Date of Award

August 2013

Degree Type


Degree Name

Master of Science



First Advisor

John L. Isbell

Committee Members

Bill Kean, Barry Cameron


Fluvial Stacking Patterns


A change in fluvial style and a change in the stacking pattern of fluvial channel sandstone bodies occur across the Buckley‒Fremouw formational contact in the central Transantarctic Mountains in Antarctica. Strata in the Buckley Formation are characterized by thick floodplain deposits in the Middle to Upper Permian Buckley Formation; whereas, stacked interconnected sandstone bodies occur in the Triassic Fremouw Formation (Barrett et al., 1986; Isbell & Macdonald, 1991a, 1991b; Collinson et al., 1994; Isbell et al., 1997; 2005).

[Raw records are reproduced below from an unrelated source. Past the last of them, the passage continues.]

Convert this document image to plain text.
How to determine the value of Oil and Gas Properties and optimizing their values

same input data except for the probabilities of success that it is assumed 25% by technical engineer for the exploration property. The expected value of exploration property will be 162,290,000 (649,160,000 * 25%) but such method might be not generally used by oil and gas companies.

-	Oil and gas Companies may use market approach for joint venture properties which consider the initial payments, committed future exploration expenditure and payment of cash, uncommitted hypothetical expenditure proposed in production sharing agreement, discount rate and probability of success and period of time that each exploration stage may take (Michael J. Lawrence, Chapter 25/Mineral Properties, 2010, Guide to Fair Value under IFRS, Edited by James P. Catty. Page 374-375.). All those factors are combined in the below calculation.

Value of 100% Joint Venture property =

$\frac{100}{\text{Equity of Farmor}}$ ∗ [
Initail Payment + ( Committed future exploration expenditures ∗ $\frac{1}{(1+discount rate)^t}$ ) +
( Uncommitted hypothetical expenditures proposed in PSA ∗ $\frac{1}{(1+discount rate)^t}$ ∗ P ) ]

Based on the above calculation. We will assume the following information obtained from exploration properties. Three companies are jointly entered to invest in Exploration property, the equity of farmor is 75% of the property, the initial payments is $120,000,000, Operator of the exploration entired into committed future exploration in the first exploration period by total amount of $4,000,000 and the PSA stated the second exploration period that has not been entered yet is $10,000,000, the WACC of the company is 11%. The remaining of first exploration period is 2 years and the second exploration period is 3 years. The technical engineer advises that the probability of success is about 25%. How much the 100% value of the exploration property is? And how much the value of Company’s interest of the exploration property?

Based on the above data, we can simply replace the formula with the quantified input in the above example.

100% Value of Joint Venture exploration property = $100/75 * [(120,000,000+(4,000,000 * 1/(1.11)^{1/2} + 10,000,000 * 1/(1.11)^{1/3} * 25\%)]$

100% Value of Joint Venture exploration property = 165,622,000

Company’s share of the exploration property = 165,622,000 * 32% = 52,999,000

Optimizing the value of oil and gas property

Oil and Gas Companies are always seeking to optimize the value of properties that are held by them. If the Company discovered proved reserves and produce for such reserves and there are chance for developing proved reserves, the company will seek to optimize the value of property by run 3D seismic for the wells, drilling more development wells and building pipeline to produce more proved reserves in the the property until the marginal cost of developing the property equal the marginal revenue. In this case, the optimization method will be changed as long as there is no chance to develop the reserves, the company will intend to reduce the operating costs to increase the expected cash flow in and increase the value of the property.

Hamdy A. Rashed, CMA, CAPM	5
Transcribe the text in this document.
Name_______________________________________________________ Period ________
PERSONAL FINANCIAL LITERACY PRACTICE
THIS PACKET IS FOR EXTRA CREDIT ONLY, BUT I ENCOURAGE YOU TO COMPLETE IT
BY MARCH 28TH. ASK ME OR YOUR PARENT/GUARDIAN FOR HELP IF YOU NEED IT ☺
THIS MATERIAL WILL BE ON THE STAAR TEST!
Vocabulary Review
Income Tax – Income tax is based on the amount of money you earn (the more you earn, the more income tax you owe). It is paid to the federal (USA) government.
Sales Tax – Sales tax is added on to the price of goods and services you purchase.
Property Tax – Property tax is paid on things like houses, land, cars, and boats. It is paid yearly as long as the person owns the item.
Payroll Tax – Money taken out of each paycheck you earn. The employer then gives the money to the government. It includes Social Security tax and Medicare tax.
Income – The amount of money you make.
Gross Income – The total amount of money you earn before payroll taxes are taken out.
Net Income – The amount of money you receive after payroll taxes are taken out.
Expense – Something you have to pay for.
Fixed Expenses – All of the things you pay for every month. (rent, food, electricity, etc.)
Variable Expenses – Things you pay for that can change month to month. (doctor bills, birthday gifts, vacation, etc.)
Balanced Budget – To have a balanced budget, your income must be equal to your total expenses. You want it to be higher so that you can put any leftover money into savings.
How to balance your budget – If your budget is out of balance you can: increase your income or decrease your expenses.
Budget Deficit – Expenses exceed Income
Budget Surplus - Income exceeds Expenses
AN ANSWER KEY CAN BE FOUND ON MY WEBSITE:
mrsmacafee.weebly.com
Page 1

Such changes in fluvial stacking patterns have been attributed to changes in the creation of accommodation within basins due to changes in relative sea level, changes in accommodation due to tectonism, and changes in sediment flux associated with loss of vegetation and increased erosion rates following the end-Permian mass extinction event. To explain the changes in the Buckley-Fremouw Formation in Antarctica, Isbell & Macdonald (1991a, 1991b) and Isbell et al. (1997) argued for changing tectonic conditions in the basin while Retallack et al. (2006) suggested the changes were associated with the P‒T mass extinction event causing the loss of peat forming plants. This study found that the change in the accommodation across the PTB was a result of tectonism based on evidence of changing sandstone composition, changing paleocurrent orientations, and changing fluvial stacking patterns between the Buckley Formation and the Fremouw Formation. This suggests differential subsidence in the Transantarctic foreland basin with an under-filled basin in the Late Permian changing to an over-filled basin in the Early Triassic.